Ma quella volta, quella dell’ombrello, io nemmeno avevo pensato subito che il tenersi sottobraccio al riparo dalla pioggia potesse essere un gesto così intimo, un tetto mobile che induce allo stare a contatto così stretto ma solo perché si tratta di un modello da donna, quelli che si compattano per essere portati sempre nella borsetta. Lei stava da anni con un ragazzo del suo paese ma flirtava spesso con un collega di lui, che era uno di quegli informatici scapoloni poco aggraziati che raramente spezzano cuori sul posto di lavoro. Lui aveva una relazione da anni con una ragazza più grande e molto bella e mai avresti detto che qualcuno come lei, carina ma niente di che, sarebbe riuscita a distrarlo.

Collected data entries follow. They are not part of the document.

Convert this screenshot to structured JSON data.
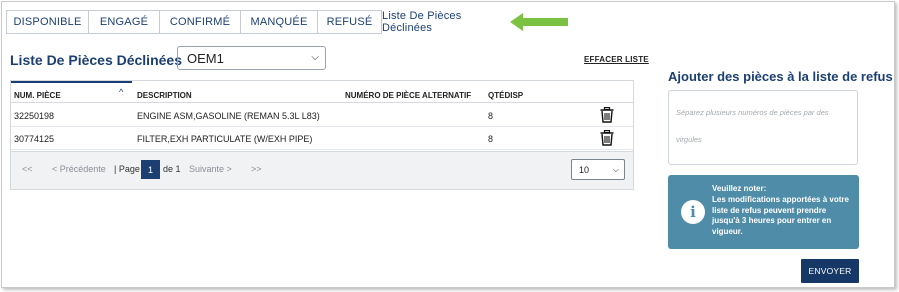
{
  "tabs": [
    {
      "label": "DISPONIBLE"
    },
    {
      "label": "ENGAGÉ"
    },
    {
      "label": "CONFIRMÉ"
    },
    {
      "label": "MANQUÉE"
    },
    {
      "label": "REFUSÉ"
    },
    {
      "label": "Liste De Pièces Déclinées",
      "active": true
    }
  ],
  "main": {
    "title": "Liste De Pièces Déclinées",
    "oem_select": {
      "value": "OEM1"
    },
    "clear_label": "EFFACER LISTE"
  },
  "table": {
    "columns": [
      "NUM. PIÈCE",
      "DESCRIPTION",
      "NUMÉRO DE PIÈCE ALTERNATIF",
      "QTÉDISP"
    ],
    "rows": [
      {
        "part": "32250198",
        "description": "ENGINE ASM,GASOLINE (REMAN 5.3L L83)",
        "alt": "",
        "qty": "8"
      },
      {
        "part": "30774125",
        "description": "FILTER,EXH PARTICULATE (W/EXH PIPE)",
        "alt": "",
        "qty": "8"
      }
    ]
  },
  "pager": {
    "first": "<<",
    "prev": "< Précédente",
    "page_label": "| Page",
    "current": "1",
    "of_label": "de 1",
    "next": "Suivante >",
    "last": ">>",
    "per_page": "10"
  },
  "side": {
    "title": "Ajouter des pièces à la liste de refus",
    "textarea_placeholder": "Séparez plusieurs numéros de pièces par des virgules",
    "note_title": "Veuillez noter:",
    "note_body": "Les modifications apportées à votre liste de refus peuvent prendre jusqu'à 3 heures pour entrer en vigueur.",
    "send_label": "ENVOYER"
  },
  "colors": {
    "primary": "#1c3f73",
    "note_bg": "#4f8ca8",
    "arrow": "#7cc242"
  },
  "icons": [
    "sort-up-icon",
    "trash-icon",
    "info-icon",
    "chevron-down-icon",
    "green-arrow-icon"
  ]
}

A tutti gli effetti sembrava una cosa molto complicata da mettere in atto e con una serie di variabili che ne rendevano quasi nulle le possibilità di riuscita. Ed è stato questo che mia ha fatto riflettere. Ricordo di averne parlato con una amica comune che mi ha detto che poteva trattarsi di una cosa così, due che si lasciano cogliere all’improvviso da un rovescio d’acqua e si alleano per non tornare in ufficio fradici dopo il pranzo. Ma lei era stranamente rosa sulle guance ed era aggrappata a due mani al suo braccio, mentre lui non sembrava affatto a disagio della vicinanza della sua bocca mentre gli parlava. Ieri sera hanno festeggiato l’arrivo dell’anno nuovo in casa da soli, con il loro bimbo di dieci anni e qualche linea di febbre per cui era meglio non rischiare il freddo. Non gli ho mai detto di averli visti di nascosto, una vita fa, ho sempre considerato quel momento mio e molto personale e non so spiegare il perché.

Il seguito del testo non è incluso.